« Le Sourire des dieux » d’AKUTAGAWA Ryûnosuke est une nouvelle, publiée en 1922, dans le numéro de janvier de la revue littéraire ‘Shin Shosetsu (Nouveau Roman)’, puis reprise dans le recueil intitulé Les Vêtements de printemps en 1923.
Le Sourire des dieux
Un soir de printemps, Padre Organtino marchait tout seul, en trainant derrière lui le bout de son vêtement sacerdotal, dans le jardin du temple NanBan.
Le jardin était abondant en plantes occidentales telles que des roses, des oliviers ou des lauriers, parmi les pins et les cyprès.

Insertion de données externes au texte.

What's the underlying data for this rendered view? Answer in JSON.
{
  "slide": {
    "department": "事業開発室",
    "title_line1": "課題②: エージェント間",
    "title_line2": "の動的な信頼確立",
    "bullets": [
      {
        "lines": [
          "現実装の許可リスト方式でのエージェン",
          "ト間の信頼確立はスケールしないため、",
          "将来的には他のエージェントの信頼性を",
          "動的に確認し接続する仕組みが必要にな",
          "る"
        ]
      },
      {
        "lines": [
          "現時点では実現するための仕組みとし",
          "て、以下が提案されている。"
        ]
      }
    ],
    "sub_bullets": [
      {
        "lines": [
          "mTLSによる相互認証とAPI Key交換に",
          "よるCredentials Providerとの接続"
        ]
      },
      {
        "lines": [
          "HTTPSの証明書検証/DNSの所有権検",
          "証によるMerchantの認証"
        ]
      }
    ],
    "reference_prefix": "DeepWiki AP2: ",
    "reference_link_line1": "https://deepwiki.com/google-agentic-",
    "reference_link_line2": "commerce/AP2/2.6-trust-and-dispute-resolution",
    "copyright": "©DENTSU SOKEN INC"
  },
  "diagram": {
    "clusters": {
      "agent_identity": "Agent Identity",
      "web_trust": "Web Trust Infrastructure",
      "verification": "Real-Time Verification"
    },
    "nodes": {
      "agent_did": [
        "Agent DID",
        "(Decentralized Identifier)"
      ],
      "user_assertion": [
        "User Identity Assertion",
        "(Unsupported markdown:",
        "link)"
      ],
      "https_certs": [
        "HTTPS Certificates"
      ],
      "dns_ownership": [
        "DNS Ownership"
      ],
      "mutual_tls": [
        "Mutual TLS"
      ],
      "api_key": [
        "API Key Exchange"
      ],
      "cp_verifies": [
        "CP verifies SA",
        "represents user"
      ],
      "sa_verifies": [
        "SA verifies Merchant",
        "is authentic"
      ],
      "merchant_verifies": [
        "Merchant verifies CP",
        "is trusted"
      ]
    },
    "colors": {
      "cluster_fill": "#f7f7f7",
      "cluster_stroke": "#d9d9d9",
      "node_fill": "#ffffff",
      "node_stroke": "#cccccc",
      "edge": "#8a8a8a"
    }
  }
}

En particulier, les rosiers, commençant à fleurir, exhalaient leur doux parfum sous une faible lumière du crépuscule qui obscurcissait les arbres, ce qui semblait ajouter à la tranquillité du jardin un charme mystérieux, quelque chose de peu japonais.
Organtino, à l’air triste et marchant dans un sentier de sables rouges, était plongé vaguement dans ses souvenirs. La sainte siège de Rome, le port de Lisbonne, le son du violon portugais appelé Rabeca, le goût des amandes, la chanson « Seigneur, tu es le Miroir de mon Âme » — tous ces souvenirs amenaient, dans le cœur de ce prêtre aux cheveux rouges, une tristesse nostalgique . Dans l’espoir de la dissiper, il se dit doucement le nom de Deus (Dieu). Mais, bien loin de disparaître, la tristesse s’étendait encore davantage, pesant lourdement sur sa poitrine.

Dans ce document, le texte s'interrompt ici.